Nomeação de ex-chefe da PF vira alvo de investigação

00:00 · 05.05.2018

Brasília. A Procuradoria da República no Distrito Federal vai investigar se houve irregularidade na nomeação do ex-diretor-geral da Polícia Federal (PF) Fernando Segovia como adido da corporação na Itália. O ex-chefe da PF foi demitido do cargo de diretor-geral em fevereiro e nomeado na nova função pelo governo do presidente Michel Temer em tempo recorde, apenas dois dias depois da exoneração.

Normalmente, o período protocolar para a nomeação de um adido é de dois meses. Além disso, segundo as normas da própria PF, Segovia só poderia ocupar o novo cargo no exterior em 2020. Segundo o Ministério Público, trata-se de um procedimento preliminar de "levantamento de informação" ou, no jargão técnico, "notícia de fato". Segovia ficou à frente da PF por 111 dias e saiu após uma série de polêmicas envolvendo as investigações sobre o presidente Michel Temer (MDB-SP).

O ex-diretor-geral ficou marcado por suas declarações ao tentar desqualificar o episódio envolvendo o ex-assessor pessoal de Temer, o ex-deputado Rodrigo Rocha Loures, flagrado pela PF correndo pelas ruas de São Paulo arrastando uma mala com R$ 500 mil. O dinheiro da mala seria parte de uma propina milionária endereçada a Temer pelo grupo J&F. Mas, para o então diretor-geral, a mala de propina não provava nada.

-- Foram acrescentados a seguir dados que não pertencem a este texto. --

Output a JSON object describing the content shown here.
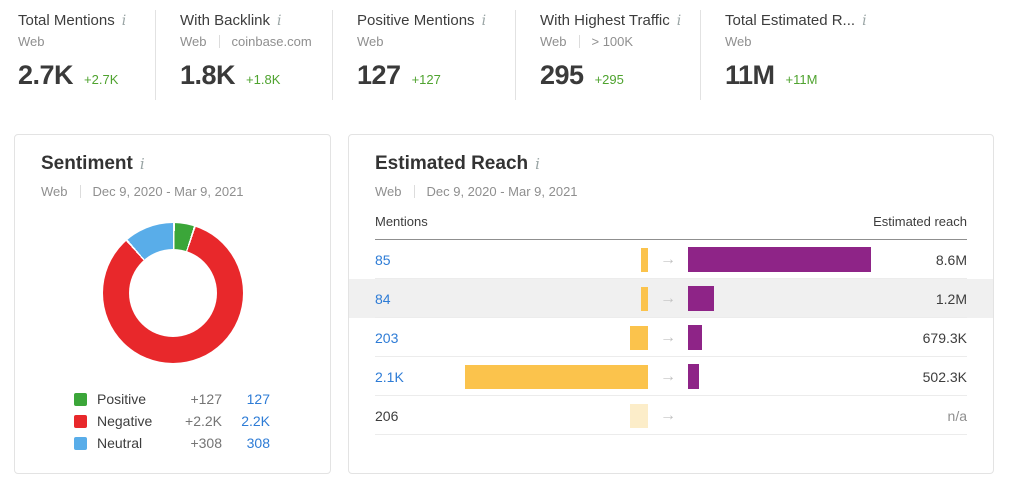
{
  "colors": {
    "positive_green": "#3ba639",
    "negative_red": "#e8282b",
    "neutral_blue": "#59ade9",
    "delta_green": "#4fa32f",
    "link_blue": "#2e7cd6",
    "mentions_bar_yellow": "#fbc34c",
    "mentions_bar_muted": "#fcedc9",
    "reach_bar_purple": "#8e2487"
  },
  "stats": [
    {
      "title": "Total Mentions",
      "source": "Web",
      "filter": null,
      "value": "2.7K",
      "delta": "+2.7K"
    },
    {
      "title": "With Backlink",
      "source": "Web",
      "filter": "coinbase.com",
      "value": "1.8K",
      "delta": "+1.8K"
    },
    {
      "title": "Positive Mentions",
      "source": "Web",
      "filter": null,
      "value": "127",
      "delta": "+127"
    },
    {
      "title": "With Highest Traffic",
      "source": "Web",
      "filter": "> 100K",
      "value": "295",
      "delta": "+295"
    },
    {
      "title": "Total Estimated R...",
      "source": "Web",
      "filter": null,
      "value": "11M",
      "delta": "+11M"
    }
  ],
  "sentiment": {
    "title": "Sentiment",
    "source": "Web",
    "date_range": "Dec 9, 2020 - Mar 9, 2021",
    "segments": [
      {
        "label": "Positive",
        "delta": "+127",
        "value_label": "127",
        "value": 127,
        "color": "#3ba639"
      },
      {
        "label": "Negative",
        "delta": "+2.2K",
        "value_label": "2.2K",
        "value": 2200,
        "color": "#e8282b"
      },
      {
        "label": "Neutral",
        "delta": "+308",
        "value_label": "308",
        "value": 308,
        "color": "#59ade9"
      }
    ]
  },
  "estimated_reach": {
    "title": "Estimated Reach",
    "source": "Web",
    "date_range": "Dec 9, 2020 - Mar 9, 2021",
    "col_mentions": "Mentions",
    "col_reach": "Estimated reach",
    "rows": [
      {
        "mentions_label": "85",
        "mentions_value": 85,
        "reach_label": "8.6M",
        "reach_value": 8600000,
        "highlighted": false,
        "muted": false
      },
      {
        "mentions_label": "84",
        "mentions_value": 84,
        "reach_label": "1.2M",
        "reach_value": 1200000,
        "highlighted": true,
        "muted": false
      },
      {
        "mentions_label": "203",
        "mentions_value": 203,
        "reach_label": "679.3K",
        "reach_value": 679300,
        "highlighted": false,
        "muted": false
      },
      {
        "mentions_label": "2.1K",
        "mentions_value": 2100,
        "reach_label": "502.3K",
        "reach_value": 502300,
        "highlighted": false,
        "muted": false
      },
      {
        "mentions_label": "206",
        "mentions_value": 206,
        "reach_label": "n/a",
        "reach_value": null,
        "highlighted": false,
        "muted": true
      }
    ]
  },
  "chart_data": [
    {
      "type": "pie",
      "title": "Sentiment",
      "categories": [
        "Positive",
        "Negative",
        "Neutral"
      ],
      "values": [
        127,
        2200,
        308
      ],
      "colors": [
        "#3ba639",
        "#e8282b",
        "#59ade9"
      ],
      "legend_position": "bottom-left",
      "donut": true
    },
    {
      "type": "table",
      "title": "Estimated Reach",
      "columns": [
        "Mentions",
        "Estimated reach"
      ],
      "rows": [
        [
          85,
          8600000
        ],
        [
          84,
          1200000
        ],
        [
          203,
          679300
        ],
        [
          2100,
          502300
        ],
        [
          206,
          null
        ]
      ],
      "row_labels": [
        [
          "85",
          "8.6M"
        ],
        [
          "84",
          "1.2M"
        ],
        [
          "203",
          "679.3K"
        ],
        [
          "2.1K",
          "502.3K"
        ],
        [
          "206",
          "n/a"
        ]
      ]
    }
  ]
}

Segovia também se desgastou no cargo ao antecipar o suposto arquivamento do inquérito que investiga Temer por negócios suspeitos no setor portuário. O caso não só não foi arquivado, como continua avançando contra o presidente, seus familiares e empresários.

Segundo o Itamaraty, todos as indicações para o cargo de adido são primeiro informadas ao Ministério das Relações Exteriores. Posteriormente, há uma comunicação à embaixada brasileira em Roma e uma consulta ao governo italiano. Mas nada disso aconteceu. A nomeação foi feita diretamente por Temer e pelo ministro da Segurança Pública, Raul Jungmann. O ministro das Relações Exteriores, a quem cabia dar seguimento ao trâmite, sequer foi consultado.